Scaffolds of the cell Flashcards
What are the 3 major components of the cytoskeleton?
Actin microfilaments
Tubulin microtubules
Intermediate filaments.
All filaments are made from smaller subunits.
The cytoskeleton is dynamic.
What are the roles of microtubules in cells?
Maintenance of cell shape.
Swimming and surface movement of fluids - cilia.
Formation of mitotic spindle.
Tracks for movement of vesicle, organelles, proteins.
What are microtubules made from?
Made from the protein tubulin.
Tubulin is a dimer of 100kDa made from a and B subunits.
What is the structure of tubulin?
3 a- genes and 8 B-genes.
Each tubulin can bind 2 GTP molecules (1 in each subunit).
Only the GTP on the B-tubulin is hydrolysed, giving the dimer polarity.
What is the structure of microtubules?
The dimers can assemble in head-to-tail fashion due to its polarity, and forms protofilaments.
13 protofilaments form in a ring structure to form a hollow microtubule.
Where else does polarity come from in microtubules?
There is a slight shift in alignment of protofilaments, because they are not lined up exactly.
What is the polymerisation of microtubules?
Tublin monomers form dimers.
Dimers polymerise into oligomers.
Oligomers grow into linear protofilaments and microtubules.
Microtubules elongate by reversibly adding dimers.
Why is there a lag at the start of polymerisation?
Initial forming of a- and b- dimers to form oligomers is rate limiting.
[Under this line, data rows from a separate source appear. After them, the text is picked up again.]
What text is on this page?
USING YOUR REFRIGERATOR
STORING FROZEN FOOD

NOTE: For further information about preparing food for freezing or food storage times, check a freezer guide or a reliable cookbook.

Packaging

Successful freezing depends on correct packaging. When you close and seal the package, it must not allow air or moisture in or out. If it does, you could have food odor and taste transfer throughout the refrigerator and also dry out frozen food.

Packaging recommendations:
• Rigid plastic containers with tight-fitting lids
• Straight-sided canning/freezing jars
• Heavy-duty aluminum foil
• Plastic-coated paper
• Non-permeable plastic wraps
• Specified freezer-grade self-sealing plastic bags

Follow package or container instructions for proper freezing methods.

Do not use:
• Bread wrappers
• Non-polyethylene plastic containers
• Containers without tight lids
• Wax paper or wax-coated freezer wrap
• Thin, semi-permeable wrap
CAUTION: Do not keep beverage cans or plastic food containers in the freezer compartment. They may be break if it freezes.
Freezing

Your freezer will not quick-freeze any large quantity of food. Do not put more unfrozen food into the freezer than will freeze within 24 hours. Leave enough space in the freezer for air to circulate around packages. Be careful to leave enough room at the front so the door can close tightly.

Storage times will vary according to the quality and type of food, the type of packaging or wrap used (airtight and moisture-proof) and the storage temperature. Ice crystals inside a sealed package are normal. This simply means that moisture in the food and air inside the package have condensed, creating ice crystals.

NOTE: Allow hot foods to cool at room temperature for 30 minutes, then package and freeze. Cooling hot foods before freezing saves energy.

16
Once the core oligomers form, it forms a nucleus which the rest of the microtubule rapidly forms from.
Why is the MTOC important?
Microtubule organising centre contains pre-formed microtubule rings of oligomers.
So the cell can very quickly grow microtubules when needed.
What is dynamic instability?
Microtubules may grow steadily, and then shrink rapidly by loss of tubulin dimers from the positive end - the catastrophe.
This happens when GTP is hydrolysed to GDP.
Why is GTP hydrolysis important?
It means the cell can rapidly turnover old filaments by hydrolysing the GTP to GDP, which causes the microtubule to be unstable.
What are the classes of microtubules binding drugs?
Tubulin dimer binding
Tubulin polymer binding
What are tubulin dimer binding drugs?
Drugs bind to dimer and prevent polymerisation.
e.g. Colchine, Vinblastine, Nocodazole
What are tubulin polymer binding drugs?
e.g. Taxol, can bind to polymer, and stabilises the microtubule and stops it falling apart, and being turned over.
What is the use of Taxol in disease?
Taxol targets some cancers such as ovarian and breast, by targeting the mitotic spindles and preventing them from forming.